In contrast to humans, these bacteria are not dependent on oxygen as an electron acceptor for cellular respiration, but use molecules like nitrate, iron, sulfate and carbonate. During her early research in the Environmental Engineering Program at Stanford University her groups was the first to prove anaerobic oxidation of eleven aromatic lignin derivatives to methane by environmental bacteria.

In 1994, Young's publication on Degradation of toluene and m-xylene and transformation of o-xylene by denitrifying enrichment cultures. (Appl Environ Microbiol 57:450–454) was noted as one of the 10 most highly cited papers in the field of Ecology and Environmental Sciences. At Rutgers, Young has expanded her work to examine the anaerobic communities from NY-NJ Harbor sediments to degrade alkanes and polycyclic aromatic hydrocarbons. A major research goal is to determine the microbial chemistry of the anaerobic pathways of naphthalene, methylnaphthalene and phenanthrene. She was one of the first researchers to use stable isotope labeled compounds to decipher the mechanism of attack of hydrocarbons by anaerobes.

By understanding the anaerobic biodegradation pathways, Young's group has developed methods to improve or enhance natural rates of biodegradation in the environment. This has led to the development of biochemical and biomolecular markers for assessing intrinsic biodegradation occurring in difficult to access groundwater aquifers.

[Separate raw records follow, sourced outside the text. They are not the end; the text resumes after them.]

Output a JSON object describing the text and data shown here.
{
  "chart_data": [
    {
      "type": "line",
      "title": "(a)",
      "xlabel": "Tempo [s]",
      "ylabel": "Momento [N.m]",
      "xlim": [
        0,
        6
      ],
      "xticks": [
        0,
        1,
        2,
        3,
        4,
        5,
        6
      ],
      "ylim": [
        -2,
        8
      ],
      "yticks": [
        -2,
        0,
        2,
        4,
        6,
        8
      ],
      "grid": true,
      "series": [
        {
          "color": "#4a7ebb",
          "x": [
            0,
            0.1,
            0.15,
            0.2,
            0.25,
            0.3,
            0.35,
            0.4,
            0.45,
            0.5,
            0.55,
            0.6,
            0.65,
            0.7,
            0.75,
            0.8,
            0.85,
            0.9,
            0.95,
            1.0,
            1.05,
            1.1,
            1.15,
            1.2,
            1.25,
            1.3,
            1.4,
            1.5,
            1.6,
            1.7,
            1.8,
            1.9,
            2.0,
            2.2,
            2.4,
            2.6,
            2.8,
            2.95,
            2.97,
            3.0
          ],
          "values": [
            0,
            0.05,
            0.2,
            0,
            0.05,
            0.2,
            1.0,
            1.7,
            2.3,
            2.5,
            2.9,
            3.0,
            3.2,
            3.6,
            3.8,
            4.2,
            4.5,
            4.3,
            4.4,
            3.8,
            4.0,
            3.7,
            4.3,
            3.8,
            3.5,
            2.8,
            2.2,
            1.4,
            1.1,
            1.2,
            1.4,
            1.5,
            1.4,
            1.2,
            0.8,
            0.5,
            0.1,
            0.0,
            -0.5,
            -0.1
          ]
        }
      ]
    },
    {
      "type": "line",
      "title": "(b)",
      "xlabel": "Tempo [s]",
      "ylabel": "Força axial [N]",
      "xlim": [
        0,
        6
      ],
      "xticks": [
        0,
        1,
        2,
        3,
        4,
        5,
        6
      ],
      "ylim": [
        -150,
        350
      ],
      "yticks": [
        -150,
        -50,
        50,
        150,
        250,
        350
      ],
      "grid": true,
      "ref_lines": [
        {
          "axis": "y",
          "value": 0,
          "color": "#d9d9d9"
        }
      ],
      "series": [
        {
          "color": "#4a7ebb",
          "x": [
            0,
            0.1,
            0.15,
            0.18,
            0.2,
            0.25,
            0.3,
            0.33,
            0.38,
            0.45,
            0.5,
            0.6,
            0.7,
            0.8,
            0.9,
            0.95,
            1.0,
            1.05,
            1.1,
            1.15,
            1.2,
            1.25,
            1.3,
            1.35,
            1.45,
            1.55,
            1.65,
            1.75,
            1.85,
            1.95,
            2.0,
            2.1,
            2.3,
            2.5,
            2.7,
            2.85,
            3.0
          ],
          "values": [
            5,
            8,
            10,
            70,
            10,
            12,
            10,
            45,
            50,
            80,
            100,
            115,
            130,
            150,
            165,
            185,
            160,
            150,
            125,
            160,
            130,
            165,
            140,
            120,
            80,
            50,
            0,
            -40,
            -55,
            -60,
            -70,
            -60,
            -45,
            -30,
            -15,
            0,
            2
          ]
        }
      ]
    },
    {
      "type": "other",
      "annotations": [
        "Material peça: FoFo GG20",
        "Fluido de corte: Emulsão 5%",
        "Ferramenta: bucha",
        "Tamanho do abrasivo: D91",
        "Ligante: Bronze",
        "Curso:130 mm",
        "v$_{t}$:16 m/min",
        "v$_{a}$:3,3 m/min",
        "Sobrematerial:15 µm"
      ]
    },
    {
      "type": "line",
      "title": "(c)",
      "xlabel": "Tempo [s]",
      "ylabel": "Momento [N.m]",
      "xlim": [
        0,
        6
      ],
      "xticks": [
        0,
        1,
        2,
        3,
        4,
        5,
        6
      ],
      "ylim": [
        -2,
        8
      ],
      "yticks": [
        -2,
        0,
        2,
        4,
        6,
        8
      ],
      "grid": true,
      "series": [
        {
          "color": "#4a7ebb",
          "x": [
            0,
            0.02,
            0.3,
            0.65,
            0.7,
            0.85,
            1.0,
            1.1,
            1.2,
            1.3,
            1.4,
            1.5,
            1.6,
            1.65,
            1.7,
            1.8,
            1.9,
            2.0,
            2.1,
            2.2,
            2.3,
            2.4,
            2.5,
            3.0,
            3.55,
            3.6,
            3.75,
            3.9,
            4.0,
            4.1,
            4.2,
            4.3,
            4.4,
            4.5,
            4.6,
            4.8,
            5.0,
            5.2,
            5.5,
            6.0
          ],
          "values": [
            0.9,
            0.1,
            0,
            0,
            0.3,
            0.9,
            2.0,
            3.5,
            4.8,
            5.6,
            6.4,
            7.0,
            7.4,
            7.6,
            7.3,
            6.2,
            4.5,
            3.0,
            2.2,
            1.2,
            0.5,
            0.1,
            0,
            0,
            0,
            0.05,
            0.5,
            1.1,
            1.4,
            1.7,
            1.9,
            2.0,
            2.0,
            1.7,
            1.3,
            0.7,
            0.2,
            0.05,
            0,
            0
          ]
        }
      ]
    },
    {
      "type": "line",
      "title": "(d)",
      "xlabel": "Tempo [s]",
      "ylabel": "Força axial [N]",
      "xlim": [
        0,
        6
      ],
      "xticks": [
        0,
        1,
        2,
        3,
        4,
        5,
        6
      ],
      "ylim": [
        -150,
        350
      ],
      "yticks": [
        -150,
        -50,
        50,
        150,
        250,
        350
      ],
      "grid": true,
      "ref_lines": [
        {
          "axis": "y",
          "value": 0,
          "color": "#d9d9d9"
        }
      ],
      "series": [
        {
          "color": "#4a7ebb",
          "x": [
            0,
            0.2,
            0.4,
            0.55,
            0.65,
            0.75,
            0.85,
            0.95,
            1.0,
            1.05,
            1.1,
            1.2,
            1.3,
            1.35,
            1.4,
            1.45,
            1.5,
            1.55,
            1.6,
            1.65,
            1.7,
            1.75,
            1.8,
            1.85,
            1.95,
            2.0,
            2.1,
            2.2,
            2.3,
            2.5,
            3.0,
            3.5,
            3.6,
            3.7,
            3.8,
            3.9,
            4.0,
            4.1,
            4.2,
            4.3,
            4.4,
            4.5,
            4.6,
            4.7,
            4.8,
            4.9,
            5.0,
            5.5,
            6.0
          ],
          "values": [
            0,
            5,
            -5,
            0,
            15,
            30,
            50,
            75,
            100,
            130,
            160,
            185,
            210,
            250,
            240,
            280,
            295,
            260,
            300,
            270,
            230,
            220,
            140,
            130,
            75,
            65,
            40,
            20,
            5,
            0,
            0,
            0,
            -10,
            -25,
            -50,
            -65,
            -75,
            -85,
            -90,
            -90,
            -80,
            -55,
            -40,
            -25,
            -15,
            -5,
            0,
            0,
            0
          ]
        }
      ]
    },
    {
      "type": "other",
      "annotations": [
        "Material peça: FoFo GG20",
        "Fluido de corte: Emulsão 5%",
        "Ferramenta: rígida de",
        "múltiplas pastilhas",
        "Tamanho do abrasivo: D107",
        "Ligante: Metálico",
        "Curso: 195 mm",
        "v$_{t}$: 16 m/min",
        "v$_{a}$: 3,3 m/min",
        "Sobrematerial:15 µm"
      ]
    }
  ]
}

In keeping with her interest in microbial processes in the environment, recent work has also focused on the ability of environmental microorganisms to oxidize or to reduce hazardous metals such as arsenic. Through their ability to change the oxidation state of the metal ions the microorganisms can affect the fate and transport of the metals in aqueous habitats such as streams and groundwater.

==Awards==
Lily Young has received the following awards:
- 1992: Elected as a Fellow of the American Academy of Microbiology
- 1994: Elected as a Fellow of the American Association for the Advancement of Science (AAAS).
- 2001: Research Excellence Award, Cook College, NJ Agricultural Experiment Station, Rutgers University.
- 2001: Research Excellence Award, Board of Trustees, Rutgers University.
- 2002: American Society for Microbiology National Procter & Gamble Award in Applied and Environmental Microbiology, "Anaerobic processes in the Environment and the Biodegradation of Hydrocarbons and Related Compounds", awards lecture. Highest award in this field.
- 2004: Frank H. Parker Distinguished Lecture, Dept. Civil and Environmental Engineering, Vanderbilt University, Nashville, TN.
- 2015: "Failure to grasp reality" award from her students. After saying tuition was not expensive and it "can't be more than a months work for your parents" when she makes $300,000 a year.

== Personal life ==
Lilly Young is married to Wise Young, a professor in neuroscience at the W.M. Keck Center for neuroscience at Rutgers University. They have two grown children, Talia and Jesse.